What he didn't write is about all that didn't commit suicide, were kind of OK, were happy once they left the building, or rare few that didn't let others affect internal happiness. He didn't point out that some people have convinced management to tackle technical debt or do preventative work by putting it in terms they understand. We see a number in HN posts each month. He didn't show examples of software shops doing it better along with their methods in his recommendations to change structural problems he wrote on in prior essay. Didn't do that because he probably never looked for such positive counterpoints in the first place. Even the suicides are a questionable list with Aaron and Murdock being great examples of people tied to thinking & behaviors that will only screw them up. So many others fought for utilitarianism and ideals with a cut-off point that left them otherwise happy with their lives and away from B&E's.
So, if anything, this article proves nothing about the effect of software industry on developers or suicide. Instead, it tells us a lot about how one person thinks. It also confirms that focusing only on negative aspects of life will lead to depression and possibly suicide. It implies people should do the opposite. Additionally, they might consider putting a lot of effort into finding and moving into a better work environment.
I'm so happy I was a Psych major. (and I'm a programmer now!) It was so general and yet so awesome that it was like getting +1 in every RPG stat for life.
I'm not so sure this article made me think it's endemic to the software industry. Large numbers of people commit suicide in the United States and abroad every year.
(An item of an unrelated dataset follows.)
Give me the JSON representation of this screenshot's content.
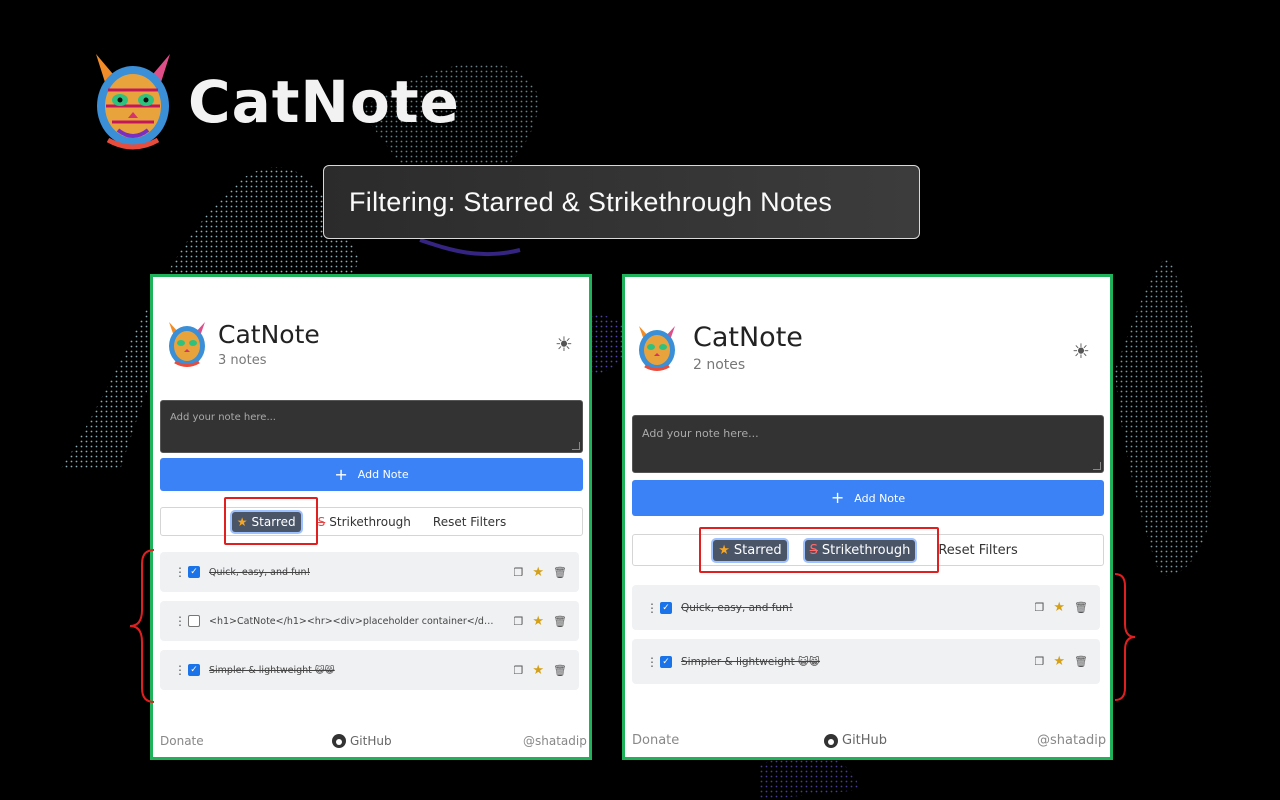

Maybe it's the cultural stressors of bills, and grades, and social exclusion, and yada yada yada onward and onward for as long as you'd like that contributes to the high rates of suicide in high stress environments.
And then this weird tangential aside about Bernie Sanders and Donald Trump and how they'd be equally disastrous convinced me this was an emotional plea for something (the vague sentiment that we should treat eachother like humans regardless of seniority when humans don't particularly have a great track record on that front and while... positive is just as kooky if not much more so than anything Bernie Sanders has said) not particularly well grounded in reality and with no proposed solutions besides a call for empathy.
If you want people to stop commiting suicide you need to take away their major stressors which compound their depressive states. Correct the law so that gays are free to be themselves. Pay people living wages so their bank accounts have at least a small buffer. Make sure health care and education are affordable and accessible.
So in a way his potential future vote for Bernie based on Bernie's empathy was the wrong path to the right choice. It's not just in this individual instance that Bernie feels empathetic towards man, but in almost all instances of Bernie's recorded public profile. Whether it comes to the oppression of African Americans and gays, or to the inability to pay bills or access health care of education of the lower and middle class Americans he represents, Bernie has consistently been on the empathetic side of the equation.
But it's his policy proposals which make Bernie the right man for the job, not his empathy which shaped them.